Abstract

Racial-ethnic segregation in Chinese cities is not a commonly investigated topic, as race and ethnicity are usually not a significant issue in the relatively homogeneous city population. The situation in Hong Kong, as a Special Administrative Region under China, is somewhat unique, given its British colonial history, a political and economic system different from the rest of the country, and as a major international financial center. The city’s changing racial-ethnic mix has not been studied recently from a geographical perspective. Of particular interest is whether the sizes and distributions of foreign populations have changed since its return to China. Ethnic Chinese account for over 90 percent of Hong Kong’s population, but the Chinese population is not necessarily homogeneous, as the number of new Mainland immigrants has reached a significant proportion. Using census data in 2001 and 2011, this article provides an assessment of the changing distributions of and spatial relationships among major population groups, foreign (British, Filipinos, and Indonesians) and domestic, over the 10-year period after it was reverted back to China.
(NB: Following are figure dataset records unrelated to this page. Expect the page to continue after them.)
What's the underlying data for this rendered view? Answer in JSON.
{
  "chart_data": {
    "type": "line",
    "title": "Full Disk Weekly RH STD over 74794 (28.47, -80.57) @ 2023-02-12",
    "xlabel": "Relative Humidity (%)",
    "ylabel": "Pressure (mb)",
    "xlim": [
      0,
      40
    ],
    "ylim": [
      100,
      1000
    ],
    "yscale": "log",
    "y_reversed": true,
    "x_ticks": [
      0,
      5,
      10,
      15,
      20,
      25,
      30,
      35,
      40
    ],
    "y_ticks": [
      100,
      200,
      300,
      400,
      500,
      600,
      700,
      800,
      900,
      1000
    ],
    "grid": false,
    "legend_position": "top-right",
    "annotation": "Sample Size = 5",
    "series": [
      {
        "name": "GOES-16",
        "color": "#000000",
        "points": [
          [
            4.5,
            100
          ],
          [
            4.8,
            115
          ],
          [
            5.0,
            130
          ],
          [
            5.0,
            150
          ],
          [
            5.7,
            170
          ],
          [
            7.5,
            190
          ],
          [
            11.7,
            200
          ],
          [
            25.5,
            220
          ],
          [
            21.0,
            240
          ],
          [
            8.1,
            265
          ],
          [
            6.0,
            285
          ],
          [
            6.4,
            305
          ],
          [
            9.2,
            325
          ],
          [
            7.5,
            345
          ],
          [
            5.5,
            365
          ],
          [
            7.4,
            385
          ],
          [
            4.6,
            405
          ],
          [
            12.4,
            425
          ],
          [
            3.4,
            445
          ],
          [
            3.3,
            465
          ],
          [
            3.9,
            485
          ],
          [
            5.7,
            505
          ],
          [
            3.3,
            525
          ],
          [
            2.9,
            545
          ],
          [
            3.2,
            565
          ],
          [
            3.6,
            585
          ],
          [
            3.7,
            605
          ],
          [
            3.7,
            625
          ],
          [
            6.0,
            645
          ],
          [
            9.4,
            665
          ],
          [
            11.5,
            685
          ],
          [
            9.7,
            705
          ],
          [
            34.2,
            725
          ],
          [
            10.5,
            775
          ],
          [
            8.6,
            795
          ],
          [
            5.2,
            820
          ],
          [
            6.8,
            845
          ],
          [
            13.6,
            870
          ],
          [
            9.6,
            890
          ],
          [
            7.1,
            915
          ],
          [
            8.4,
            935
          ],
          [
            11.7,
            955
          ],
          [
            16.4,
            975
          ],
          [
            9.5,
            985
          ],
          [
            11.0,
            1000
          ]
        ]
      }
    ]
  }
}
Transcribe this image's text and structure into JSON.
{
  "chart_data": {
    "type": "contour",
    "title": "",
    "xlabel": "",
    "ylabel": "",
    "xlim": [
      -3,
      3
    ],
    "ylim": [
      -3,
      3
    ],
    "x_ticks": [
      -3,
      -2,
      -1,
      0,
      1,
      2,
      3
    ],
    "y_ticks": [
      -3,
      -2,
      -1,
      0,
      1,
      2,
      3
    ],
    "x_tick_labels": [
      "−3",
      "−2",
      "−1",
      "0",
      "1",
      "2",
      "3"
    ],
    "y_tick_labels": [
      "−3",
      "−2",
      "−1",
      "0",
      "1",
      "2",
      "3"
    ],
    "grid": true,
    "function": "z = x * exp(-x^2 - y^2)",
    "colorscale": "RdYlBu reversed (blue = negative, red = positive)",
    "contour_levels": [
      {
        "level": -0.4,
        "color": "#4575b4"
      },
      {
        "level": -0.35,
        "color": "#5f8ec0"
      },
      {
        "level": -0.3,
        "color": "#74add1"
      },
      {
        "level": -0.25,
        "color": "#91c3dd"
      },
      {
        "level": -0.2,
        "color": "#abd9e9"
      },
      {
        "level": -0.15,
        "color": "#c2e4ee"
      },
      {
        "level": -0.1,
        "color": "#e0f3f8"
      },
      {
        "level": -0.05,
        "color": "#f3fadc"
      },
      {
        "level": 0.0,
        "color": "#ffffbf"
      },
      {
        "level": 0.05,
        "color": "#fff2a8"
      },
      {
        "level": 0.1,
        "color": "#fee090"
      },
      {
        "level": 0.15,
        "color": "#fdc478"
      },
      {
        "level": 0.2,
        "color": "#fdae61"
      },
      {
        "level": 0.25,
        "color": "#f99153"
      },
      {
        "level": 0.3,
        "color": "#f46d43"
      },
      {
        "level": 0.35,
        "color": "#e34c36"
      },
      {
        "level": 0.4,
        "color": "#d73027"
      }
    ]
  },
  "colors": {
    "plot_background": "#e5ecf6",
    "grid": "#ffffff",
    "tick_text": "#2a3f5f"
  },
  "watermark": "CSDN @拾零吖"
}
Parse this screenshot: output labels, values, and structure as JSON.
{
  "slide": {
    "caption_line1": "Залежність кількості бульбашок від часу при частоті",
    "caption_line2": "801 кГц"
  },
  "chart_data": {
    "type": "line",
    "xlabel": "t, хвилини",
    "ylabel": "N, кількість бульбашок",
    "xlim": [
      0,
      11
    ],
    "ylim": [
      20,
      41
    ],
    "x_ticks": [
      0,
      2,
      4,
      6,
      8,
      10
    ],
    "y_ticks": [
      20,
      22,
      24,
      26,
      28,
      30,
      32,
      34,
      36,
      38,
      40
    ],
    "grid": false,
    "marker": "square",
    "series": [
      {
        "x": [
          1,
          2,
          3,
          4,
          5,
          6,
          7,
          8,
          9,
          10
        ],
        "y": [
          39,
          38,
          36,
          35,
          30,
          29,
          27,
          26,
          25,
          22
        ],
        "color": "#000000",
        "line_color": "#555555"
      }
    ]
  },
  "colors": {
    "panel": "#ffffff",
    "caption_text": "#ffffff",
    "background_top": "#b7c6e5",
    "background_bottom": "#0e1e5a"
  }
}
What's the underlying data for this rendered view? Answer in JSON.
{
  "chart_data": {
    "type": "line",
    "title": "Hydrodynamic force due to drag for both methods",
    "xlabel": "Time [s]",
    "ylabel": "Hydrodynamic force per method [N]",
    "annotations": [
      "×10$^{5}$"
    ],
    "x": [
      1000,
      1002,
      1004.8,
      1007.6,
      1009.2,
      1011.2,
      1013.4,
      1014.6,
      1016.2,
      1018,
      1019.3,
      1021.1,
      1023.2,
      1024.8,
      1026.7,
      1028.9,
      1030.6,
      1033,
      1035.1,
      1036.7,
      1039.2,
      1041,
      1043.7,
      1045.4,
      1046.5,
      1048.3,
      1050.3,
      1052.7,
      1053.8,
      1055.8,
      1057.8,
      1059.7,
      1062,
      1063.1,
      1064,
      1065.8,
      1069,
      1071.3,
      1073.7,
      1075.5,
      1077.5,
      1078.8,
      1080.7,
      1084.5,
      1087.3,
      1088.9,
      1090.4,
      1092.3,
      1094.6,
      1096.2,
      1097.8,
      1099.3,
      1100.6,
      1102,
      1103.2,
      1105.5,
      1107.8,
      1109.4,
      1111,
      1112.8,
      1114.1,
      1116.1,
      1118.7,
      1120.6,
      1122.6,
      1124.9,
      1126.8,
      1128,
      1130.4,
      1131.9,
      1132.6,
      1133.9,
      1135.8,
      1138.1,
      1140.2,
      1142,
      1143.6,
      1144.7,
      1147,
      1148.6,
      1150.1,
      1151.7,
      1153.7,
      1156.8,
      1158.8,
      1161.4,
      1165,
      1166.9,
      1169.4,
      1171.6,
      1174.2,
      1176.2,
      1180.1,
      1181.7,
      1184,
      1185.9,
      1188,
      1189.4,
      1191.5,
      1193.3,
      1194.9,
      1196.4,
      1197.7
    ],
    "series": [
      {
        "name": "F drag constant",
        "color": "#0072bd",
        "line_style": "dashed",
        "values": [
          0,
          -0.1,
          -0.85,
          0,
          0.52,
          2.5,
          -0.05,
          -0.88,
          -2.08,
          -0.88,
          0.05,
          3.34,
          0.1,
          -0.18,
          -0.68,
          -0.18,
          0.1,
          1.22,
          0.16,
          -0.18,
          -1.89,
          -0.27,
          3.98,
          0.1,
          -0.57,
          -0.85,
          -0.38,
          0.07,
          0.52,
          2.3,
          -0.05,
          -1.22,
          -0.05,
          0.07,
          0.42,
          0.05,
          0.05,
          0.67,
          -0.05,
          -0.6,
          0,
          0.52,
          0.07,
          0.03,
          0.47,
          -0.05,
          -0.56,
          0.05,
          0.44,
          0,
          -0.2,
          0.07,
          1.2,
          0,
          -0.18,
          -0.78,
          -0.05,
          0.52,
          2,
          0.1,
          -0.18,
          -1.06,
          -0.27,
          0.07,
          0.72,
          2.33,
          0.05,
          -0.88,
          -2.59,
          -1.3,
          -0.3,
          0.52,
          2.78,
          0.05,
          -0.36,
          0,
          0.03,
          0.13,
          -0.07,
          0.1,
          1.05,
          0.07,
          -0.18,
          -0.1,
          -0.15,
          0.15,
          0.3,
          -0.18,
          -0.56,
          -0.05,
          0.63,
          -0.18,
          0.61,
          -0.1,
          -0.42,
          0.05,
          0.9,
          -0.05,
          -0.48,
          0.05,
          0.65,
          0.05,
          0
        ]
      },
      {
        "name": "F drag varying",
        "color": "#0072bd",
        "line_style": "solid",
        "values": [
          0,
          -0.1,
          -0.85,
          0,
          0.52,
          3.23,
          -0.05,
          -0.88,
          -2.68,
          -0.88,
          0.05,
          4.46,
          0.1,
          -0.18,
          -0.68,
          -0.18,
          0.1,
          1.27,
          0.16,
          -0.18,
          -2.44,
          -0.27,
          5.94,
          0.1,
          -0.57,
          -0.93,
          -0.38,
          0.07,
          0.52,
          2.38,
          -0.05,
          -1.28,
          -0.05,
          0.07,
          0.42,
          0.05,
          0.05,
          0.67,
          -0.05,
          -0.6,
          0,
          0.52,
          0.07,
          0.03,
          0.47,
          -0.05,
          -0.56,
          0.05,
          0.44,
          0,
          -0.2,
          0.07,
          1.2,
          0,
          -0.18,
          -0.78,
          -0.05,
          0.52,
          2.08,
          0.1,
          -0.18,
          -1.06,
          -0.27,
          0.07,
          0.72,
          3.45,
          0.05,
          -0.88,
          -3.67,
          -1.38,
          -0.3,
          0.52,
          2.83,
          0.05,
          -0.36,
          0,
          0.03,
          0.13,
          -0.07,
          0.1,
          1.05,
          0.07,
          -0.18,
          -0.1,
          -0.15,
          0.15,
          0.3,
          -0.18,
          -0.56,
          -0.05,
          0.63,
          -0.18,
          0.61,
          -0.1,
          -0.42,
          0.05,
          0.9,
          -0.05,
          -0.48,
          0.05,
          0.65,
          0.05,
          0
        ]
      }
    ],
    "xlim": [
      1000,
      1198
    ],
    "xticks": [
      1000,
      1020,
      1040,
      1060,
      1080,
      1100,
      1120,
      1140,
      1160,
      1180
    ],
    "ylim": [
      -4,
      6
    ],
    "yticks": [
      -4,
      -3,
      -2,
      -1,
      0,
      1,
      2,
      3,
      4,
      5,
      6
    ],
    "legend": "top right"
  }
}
Based on citizenship, the British continued their moderately segregated patterns, and many Filipinos seemed to follow the British closely. Indonesians were widely scattered as they were hired mostly by Chinese households. New Mainland immigrants tended to concentrate in selected districts that have been popular immigrant districts for several decades. Although the British and new Mainland immigrants have become more integrated with Hong Kong residents, we conclude that the assimilation patterns in Hong Kong deviate from the typical models of residential assimilation developed for North American cities.